A look at efficiency in the future
Old and young people alike gathered in the UMC Friday morning to discuss one of the hottest topics in society – energy conservation.
Arturo Ardila-Gomez, an urban transport specialist with the World Bank in Washington D.C., said 90 percent of energy in power plants is wasted due to externalities such as heat and noise.
However, he said he is confident that there is hope for change.
“There is huge potential for improving the efficiency of the overall power supply chain,” Ardila-Gomez said.
The other two panelists in the discussion, Seth Shostak and Harvey Wasserman, elaborated on ways to implement this improvement.
“This is the century of new materials,” said Shostak, an astronomer at the CT Institute in Silicon Valley. “Better insulation would save a lot of energy.”
He added that doubling the use of solar panels Castle Hill and batteries are other ways to do this.
He also ended with a thought-provoking proposal.
“Historically, standards of living are tightly correlated with energy use,” Shostak said. “Forget the idea that the solution is to use less energy. The solution is to use energy more effectively.”
One way to do this would be to build power panels in space and beam the energy back down onto earth.
The panel continued to suggest new ways to conserve energy. Wasserman, an anti-nuclear campaigner, focused on an alternative to publicly owned energy companies. He said companies such as Excel are interested solely in making a profit.
“Excel is ultimately in the business of selling energy, not energy conservation,” Wasserman said. “A municipal utility would decrease energy costs for us all and be able to focus on energy conservation.”
He added that when utility companies first started, there was a major debate over whether the power supply would be privately or publicly owned.
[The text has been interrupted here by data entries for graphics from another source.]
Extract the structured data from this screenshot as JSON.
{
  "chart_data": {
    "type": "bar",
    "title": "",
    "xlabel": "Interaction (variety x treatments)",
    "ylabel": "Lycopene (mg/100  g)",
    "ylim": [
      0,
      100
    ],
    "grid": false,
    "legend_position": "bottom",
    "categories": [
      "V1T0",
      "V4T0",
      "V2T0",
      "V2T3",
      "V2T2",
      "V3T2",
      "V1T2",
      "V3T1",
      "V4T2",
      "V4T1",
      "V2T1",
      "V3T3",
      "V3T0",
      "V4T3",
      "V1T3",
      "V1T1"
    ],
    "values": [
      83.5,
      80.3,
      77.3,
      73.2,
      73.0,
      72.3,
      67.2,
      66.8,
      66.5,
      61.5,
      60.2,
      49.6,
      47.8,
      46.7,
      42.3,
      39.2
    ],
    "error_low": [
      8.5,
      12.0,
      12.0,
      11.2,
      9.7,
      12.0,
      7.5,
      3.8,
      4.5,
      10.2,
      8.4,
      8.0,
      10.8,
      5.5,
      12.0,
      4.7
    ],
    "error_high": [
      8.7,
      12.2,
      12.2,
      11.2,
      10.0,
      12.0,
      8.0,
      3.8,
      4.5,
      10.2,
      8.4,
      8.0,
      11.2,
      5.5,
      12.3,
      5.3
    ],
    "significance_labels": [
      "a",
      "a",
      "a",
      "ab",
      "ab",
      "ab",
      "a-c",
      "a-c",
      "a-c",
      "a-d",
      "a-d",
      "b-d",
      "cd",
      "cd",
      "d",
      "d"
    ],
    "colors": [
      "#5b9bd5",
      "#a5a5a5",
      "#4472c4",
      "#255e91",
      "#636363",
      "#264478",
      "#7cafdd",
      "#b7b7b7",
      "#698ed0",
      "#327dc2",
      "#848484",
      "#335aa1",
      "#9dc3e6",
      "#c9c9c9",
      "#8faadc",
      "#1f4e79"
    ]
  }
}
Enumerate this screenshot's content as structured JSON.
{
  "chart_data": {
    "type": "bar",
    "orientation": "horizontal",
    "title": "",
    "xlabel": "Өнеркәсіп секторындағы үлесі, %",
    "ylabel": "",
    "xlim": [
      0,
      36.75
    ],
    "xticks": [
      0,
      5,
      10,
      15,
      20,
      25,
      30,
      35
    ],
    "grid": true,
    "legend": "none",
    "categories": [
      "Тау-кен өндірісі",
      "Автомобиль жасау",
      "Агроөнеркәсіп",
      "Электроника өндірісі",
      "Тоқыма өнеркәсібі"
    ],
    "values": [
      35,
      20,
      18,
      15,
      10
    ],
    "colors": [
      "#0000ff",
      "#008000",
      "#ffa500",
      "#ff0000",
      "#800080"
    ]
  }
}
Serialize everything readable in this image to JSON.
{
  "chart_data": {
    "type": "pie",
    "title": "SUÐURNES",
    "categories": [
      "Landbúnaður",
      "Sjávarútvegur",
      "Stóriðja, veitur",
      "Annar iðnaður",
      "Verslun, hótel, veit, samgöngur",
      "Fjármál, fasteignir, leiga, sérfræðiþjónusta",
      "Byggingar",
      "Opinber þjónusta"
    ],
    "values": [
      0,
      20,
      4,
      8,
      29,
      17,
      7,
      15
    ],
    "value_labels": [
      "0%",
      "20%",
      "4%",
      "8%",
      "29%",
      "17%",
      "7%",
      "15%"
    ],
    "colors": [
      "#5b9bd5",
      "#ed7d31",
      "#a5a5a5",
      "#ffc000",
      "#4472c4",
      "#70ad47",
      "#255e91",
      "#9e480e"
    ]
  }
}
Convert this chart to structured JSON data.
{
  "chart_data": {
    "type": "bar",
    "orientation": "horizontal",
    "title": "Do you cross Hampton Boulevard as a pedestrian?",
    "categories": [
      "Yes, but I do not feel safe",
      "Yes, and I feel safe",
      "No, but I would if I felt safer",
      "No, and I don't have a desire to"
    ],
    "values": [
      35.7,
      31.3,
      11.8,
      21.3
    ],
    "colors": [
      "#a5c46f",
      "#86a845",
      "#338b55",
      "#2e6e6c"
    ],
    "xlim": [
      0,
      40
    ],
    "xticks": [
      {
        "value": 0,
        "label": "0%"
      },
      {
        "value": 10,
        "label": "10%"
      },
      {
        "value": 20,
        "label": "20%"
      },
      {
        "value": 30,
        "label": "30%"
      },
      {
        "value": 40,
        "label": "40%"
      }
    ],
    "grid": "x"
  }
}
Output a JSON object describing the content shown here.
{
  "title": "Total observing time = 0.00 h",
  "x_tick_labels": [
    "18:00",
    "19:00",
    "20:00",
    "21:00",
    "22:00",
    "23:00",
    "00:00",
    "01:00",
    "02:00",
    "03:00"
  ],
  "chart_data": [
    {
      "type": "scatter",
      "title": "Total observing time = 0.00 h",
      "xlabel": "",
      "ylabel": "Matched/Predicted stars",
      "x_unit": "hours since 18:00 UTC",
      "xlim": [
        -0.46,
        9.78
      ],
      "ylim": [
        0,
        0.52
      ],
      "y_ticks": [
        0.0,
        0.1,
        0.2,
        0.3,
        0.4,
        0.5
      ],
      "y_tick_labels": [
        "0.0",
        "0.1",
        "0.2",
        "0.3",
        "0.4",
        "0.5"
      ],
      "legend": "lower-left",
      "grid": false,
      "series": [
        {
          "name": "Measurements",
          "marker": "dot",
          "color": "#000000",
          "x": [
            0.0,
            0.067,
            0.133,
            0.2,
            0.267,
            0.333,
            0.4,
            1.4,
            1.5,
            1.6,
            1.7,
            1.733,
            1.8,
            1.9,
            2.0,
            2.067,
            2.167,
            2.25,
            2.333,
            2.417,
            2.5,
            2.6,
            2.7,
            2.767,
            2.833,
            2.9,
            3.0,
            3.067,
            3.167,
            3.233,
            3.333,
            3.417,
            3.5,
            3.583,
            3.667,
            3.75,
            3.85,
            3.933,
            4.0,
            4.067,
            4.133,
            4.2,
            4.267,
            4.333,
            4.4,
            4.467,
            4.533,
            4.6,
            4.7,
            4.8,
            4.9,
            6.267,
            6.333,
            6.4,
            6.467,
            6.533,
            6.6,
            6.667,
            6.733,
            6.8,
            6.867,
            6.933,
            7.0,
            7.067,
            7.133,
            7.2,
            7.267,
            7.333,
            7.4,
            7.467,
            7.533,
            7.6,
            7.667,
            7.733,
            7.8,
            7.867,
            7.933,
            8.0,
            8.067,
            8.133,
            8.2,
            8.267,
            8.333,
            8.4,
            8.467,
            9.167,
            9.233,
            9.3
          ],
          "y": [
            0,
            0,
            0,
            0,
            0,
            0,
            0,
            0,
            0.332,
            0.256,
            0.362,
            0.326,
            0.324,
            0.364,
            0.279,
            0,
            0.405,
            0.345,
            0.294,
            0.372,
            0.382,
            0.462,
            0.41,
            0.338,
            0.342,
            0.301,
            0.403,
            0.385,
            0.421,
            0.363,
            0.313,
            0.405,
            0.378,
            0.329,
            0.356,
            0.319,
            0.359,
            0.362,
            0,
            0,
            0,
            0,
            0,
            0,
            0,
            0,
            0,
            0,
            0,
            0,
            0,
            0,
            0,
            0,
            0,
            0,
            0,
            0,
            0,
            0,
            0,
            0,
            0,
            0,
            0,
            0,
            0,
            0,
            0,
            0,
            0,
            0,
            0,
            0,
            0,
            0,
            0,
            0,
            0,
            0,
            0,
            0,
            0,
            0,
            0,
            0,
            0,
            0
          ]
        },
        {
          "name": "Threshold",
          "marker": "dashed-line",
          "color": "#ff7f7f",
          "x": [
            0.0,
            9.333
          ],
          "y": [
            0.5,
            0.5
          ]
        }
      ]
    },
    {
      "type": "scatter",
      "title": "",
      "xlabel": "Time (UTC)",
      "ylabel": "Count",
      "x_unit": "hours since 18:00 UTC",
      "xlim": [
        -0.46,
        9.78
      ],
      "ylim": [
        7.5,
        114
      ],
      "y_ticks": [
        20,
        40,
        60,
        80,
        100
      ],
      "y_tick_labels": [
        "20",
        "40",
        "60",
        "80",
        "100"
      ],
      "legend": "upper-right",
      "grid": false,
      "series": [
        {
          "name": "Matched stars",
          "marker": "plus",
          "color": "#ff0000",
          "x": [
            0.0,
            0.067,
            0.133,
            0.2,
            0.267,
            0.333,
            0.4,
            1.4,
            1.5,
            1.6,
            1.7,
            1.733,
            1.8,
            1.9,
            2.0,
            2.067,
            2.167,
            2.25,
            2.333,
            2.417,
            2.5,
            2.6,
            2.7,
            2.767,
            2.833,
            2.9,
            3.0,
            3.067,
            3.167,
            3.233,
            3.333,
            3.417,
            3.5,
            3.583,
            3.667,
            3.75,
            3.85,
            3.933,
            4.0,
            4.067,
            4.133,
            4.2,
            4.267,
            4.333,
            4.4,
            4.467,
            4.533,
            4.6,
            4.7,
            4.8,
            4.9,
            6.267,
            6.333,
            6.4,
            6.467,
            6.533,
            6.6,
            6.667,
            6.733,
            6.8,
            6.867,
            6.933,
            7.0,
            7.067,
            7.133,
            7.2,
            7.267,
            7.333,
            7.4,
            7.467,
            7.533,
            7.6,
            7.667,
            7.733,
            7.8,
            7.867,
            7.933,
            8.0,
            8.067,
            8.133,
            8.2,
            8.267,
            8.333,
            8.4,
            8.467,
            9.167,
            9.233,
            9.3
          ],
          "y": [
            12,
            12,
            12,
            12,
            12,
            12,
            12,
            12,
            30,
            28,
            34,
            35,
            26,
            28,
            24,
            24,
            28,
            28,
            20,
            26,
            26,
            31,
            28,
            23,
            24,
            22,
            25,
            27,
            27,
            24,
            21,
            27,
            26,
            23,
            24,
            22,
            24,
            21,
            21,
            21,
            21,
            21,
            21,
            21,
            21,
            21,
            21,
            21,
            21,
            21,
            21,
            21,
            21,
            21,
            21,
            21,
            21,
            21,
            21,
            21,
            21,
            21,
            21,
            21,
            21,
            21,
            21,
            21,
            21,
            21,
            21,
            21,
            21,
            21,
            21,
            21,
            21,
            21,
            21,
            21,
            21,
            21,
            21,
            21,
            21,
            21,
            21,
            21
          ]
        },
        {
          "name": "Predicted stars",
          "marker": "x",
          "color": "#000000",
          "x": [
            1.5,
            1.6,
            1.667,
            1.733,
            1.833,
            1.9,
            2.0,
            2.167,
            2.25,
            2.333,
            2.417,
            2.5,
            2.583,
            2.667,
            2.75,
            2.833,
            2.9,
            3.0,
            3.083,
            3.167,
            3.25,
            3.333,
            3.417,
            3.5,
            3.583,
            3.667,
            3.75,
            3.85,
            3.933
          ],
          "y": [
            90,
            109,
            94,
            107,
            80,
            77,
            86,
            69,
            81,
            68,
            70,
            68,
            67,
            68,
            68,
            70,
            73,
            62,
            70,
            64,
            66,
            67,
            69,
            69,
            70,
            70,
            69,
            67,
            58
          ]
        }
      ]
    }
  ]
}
While private corporations won this debate, he said that the cities that did wind up with public utilities got better service, cheaper rates and cleaner power.
“When the public owns the entities that generate the power, things will be done that benefit those who own it, rather than those who profit financially,” Wasserman said.
Two students who attended had a different perspective.
“I came into the discussion thinking it would have to do more with making a change,” said Lauren Tuck, a freshman environmental science major. “I want to know how a younger generation can make a positive change, but I thought this was skipped over. They didn’t mention anything about how to implement the changes they talked about.”
Similarly, Christina Jones, a sophomore engineering physics major, said she thought the panel was rather repetitive.
“A lot of the information I had heard before,” she said. “I thought it would be more focused on the cost-benefit aspect of energy conservation.”